| 1478 0

Mengapa Kucing Mengubur Kotorannya?

Kucing mengubur kotorannya

Salah satu pembeda utama antara kucing dan anjing adalah kepraktisan kucing dalam hal buang air. Mereka dapat dilatih menggunakan kotak pasir dan tidak harus diajak keluar untuk buang air. Lebih baik lagi, kebanyakan kucing tetap mengubur kotorannya meskipun sudah menggunakan pasir, sehingga rumah jadi tidak terlalu bau dan kotor.

Namun, pernahkah kamu bertanya, “mengapa kucing mengubur kotorannya?”

Mereka adalah pencinta kebersihan

Pada dasarnya, kucing yang sehat akan sangat memperhatikan kebersihannya dan kebersihan tempat ia tinggal. Oleh karena itu, selain sangat rajin membersihkan dirinya, ia juga akan memastikan sebaik mungkin lingkungan tinggalnya bersih dan nyaman untuknya. Salah satunya dengan mengubur kotorannya, terutama jika menggunakan kotak pasir di dalam rumah.

Menghindari predator dan kucing dominan

Selain masalah kebersihan, insting kucing untuk bertahan hidup juga memainkan peran besar dalam membentuk kebiasaan kucing satu ini.

Yaitu, dengan cara mengubur kotorannya, maka si kucing dapat menutupi kehadirannya dari berbagai kehadiran hewan atau kucing lain yang bisa membahayakannya dan keluarganya (jika si kucing adalah betina dan memiliki anak).

Kebiasaan mengubur kotoran karena alasan bertahan hidup ini umumnya ditunjukkan oleh kucing-kucing betina dan kucing jantan yang tidak bersifat dominan. Dan sebaliknya, kucing-kucing jantan yang “macho dan dominan” sering kali membiarkan kotorannya tidak terkubur untuk menunjukkan dominasinya.

(funfact: istilah tomcat, sebenarnya merupakan istilah untuk menggambarkan kucing jantan yang “macho dan dominan” seperti di atas, yang akan sembarangan buang air untuk menandai wilayahnya, dan “meloncat-loncat” dari satu kucing betina ke kucing betina lain untuk kawin.)

Ia mengakui dominasimu

Alasan lain yang membuat kucing mengubur kotorannya adalah karena ia mengakuimu sebagai makhluk yang dominan di tempatnya tinggal (rumahmu), dan karena tidak mau menyinggungmu, maka ia pun akan memastikan kotorannya terkubur dengan rapi.

Kebiasaan satu ini juga sangat umum ditemukan di keluarga kucing-kucingan lainnya (misalnya singa atau harimau), di mana mereka juga akan mengubur kotorannya, jika mereka bukanlah pemimpin di antara kelompoknya.

Lalu mengapa ada kucing yang tidak mengubur kotorannya?

Besar kemungkinan kamu pernah menemukan kucing yang tidak mengubur kotorannya, dan alasan dari kebiasaan ini pun cukup beragam.

Alasan pertama sudah sempat dibahas sebelumnya, yaitu karena kucing sudah merasa dominan dan perlu meninggalkan aroma khasnya, sebagai tanda bahwa ialah pemilik daerah tersebut.
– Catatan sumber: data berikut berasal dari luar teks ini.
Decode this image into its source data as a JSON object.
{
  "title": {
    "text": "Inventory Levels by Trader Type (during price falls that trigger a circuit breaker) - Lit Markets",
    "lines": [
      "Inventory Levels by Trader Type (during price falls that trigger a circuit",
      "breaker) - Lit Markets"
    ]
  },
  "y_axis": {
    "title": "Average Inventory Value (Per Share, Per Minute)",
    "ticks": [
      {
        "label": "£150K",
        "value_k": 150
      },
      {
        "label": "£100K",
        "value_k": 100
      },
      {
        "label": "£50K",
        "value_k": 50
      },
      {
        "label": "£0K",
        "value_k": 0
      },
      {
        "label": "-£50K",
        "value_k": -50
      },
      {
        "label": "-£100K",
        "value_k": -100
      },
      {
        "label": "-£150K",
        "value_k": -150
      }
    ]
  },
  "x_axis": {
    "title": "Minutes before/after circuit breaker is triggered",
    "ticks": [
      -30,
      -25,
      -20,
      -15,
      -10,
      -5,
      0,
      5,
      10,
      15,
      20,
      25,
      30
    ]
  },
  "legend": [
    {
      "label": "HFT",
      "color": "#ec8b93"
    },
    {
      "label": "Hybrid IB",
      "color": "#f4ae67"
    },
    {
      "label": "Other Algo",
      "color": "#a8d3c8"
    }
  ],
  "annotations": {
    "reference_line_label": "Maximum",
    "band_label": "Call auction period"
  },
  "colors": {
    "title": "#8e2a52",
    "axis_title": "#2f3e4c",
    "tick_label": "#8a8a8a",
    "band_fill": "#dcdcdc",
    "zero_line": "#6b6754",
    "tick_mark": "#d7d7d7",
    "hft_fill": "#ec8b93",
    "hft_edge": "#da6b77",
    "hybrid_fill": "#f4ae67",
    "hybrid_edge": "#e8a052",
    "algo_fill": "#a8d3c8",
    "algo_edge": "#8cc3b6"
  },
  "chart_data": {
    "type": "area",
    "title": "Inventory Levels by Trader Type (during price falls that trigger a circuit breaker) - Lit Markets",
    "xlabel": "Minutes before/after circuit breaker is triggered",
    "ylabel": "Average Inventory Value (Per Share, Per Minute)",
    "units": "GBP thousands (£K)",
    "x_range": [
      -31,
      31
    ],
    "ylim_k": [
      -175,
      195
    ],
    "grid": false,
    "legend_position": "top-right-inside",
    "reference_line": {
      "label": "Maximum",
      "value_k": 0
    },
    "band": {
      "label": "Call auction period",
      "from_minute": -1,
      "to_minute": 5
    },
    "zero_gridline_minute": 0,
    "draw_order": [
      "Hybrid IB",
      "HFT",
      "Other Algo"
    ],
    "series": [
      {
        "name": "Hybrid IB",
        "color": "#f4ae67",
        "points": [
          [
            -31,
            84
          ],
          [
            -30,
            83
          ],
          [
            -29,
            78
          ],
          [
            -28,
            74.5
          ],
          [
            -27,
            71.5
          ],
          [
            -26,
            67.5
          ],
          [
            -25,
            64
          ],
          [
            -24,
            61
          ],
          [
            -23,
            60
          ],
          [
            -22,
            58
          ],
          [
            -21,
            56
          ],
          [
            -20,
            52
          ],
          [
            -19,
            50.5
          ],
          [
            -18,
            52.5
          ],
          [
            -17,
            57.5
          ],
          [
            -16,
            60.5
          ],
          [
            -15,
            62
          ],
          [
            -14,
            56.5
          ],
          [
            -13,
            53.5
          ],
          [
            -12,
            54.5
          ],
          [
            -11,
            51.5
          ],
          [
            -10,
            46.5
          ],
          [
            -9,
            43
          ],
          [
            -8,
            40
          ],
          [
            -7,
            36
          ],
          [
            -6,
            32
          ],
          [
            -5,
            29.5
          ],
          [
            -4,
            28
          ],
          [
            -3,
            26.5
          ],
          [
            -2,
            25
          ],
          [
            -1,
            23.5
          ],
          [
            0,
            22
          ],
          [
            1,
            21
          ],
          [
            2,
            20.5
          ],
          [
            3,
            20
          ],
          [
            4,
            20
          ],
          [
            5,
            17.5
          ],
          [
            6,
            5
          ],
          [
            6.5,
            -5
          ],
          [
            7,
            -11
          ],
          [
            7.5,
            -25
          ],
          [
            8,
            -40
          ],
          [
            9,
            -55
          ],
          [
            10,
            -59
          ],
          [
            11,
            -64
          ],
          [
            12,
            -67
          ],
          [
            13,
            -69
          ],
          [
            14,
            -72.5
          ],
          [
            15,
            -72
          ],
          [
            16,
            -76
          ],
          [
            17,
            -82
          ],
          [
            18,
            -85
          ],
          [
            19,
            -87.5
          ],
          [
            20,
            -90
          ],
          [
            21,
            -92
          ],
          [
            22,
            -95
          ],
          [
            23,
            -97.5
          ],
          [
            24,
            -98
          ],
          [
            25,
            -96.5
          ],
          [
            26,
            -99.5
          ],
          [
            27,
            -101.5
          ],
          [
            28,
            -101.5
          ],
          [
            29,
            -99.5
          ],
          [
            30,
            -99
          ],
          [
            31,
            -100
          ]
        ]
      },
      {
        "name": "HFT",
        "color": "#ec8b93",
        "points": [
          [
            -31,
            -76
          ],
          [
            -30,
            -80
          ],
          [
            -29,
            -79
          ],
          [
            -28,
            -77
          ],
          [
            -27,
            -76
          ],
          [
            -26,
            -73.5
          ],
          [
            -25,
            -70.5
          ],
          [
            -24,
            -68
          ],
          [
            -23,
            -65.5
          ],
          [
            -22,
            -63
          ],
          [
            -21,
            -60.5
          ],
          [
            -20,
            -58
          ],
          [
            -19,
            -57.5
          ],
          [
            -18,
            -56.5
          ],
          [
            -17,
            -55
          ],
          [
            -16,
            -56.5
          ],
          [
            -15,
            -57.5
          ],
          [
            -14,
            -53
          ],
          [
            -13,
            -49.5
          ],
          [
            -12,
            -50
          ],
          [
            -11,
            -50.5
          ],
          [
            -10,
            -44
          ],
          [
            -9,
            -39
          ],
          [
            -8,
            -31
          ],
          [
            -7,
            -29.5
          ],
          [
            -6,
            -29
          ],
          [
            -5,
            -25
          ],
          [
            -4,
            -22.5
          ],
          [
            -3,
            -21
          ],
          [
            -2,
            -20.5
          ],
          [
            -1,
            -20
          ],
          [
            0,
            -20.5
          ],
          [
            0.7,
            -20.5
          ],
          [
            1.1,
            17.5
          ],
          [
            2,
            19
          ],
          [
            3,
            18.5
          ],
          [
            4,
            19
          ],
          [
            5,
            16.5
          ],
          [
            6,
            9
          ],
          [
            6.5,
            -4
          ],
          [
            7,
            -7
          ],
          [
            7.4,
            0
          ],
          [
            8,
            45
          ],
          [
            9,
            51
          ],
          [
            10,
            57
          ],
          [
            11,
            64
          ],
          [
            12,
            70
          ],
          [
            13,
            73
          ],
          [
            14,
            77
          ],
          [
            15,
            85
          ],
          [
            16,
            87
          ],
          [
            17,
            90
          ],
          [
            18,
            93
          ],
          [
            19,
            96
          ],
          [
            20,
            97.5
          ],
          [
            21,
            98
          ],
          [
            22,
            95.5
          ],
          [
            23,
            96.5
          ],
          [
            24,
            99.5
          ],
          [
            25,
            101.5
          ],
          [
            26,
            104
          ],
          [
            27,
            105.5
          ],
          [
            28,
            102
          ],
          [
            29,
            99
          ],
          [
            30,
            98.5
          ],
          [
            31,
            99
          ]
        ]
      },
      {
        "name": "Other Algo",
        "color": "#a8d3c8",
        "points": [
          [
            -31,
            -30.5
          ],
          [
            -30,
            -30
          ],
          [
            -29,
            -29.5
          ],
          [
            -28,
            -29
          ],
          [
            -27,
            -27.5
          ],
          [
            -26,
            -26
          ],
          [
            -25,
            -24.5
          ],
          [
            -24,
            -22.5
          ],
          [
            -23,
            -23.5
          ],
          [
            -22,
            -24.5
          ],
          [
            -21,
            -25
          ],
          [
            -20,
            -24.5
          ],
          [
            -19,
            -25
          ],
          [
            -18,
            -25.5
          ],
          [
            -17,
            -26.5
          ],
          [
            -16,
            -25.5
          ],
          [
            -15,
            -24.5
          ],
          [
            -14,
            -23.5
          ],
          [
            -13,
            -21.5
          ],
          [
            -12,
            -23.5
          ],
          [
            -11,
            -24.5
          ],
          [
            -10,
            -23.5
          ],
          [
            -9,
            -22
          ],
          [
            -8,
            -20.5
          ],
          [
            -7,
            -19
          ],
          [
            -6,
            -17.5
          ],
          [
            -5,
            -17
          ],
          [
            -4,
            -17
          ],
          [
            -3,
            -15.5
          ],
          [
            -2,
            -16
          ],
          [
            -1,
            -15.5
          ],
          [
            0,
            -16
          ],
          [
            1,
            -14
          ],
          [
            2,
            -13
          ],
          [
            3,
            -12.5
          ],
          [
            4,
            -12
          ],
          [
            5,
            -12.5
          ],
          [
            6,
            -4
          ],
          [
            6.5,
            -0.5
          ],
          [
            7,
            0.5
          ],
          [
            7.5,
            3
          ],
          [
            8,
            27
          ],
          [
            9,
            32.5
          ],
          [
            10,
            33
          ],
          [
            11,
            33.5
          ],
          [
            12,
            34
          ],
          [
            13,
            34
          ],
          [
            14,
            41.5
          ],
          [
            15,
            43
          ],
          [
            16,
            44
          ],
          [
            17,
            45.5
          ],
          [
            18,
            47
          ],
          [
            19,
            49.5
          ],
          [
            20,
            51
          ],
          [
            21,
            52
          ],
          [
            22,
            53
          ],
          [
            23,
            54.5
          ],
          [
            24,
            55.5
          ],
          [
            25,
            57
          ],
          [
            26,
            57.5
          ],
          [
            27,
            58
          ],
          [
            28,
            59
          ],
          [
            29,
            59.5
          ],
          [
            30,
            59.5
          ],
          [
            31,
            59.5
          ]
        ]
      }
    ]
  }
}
Kebiasaan ini pun bisa diperparah jika si kucing sama sekali tidak menganggapmu sebagai makhluk yang dominan di rumahmu.

Alasan kedua adalah masalah kesehatan, baik itu fisik atau mental. Jadi ketika kamu menemukan kucingmu berhenti mengubur kotorannya, apalagi diikuti dengan munculnya perubahan-perubahan lain pada kucingmu, tak ada salahnya untuk memeriksakannya ke dokter hewan agar ia diperiksa lebih lanjut.

Terakhir, alasan yang bisa membuat seekor kucing tidak mengubur kotorannya, adalah karena ia tidak pernah diajarkan oleh induknya, mulai dari bagaimana cara mengubur kotoran ataupun mengapa harus melakukannya.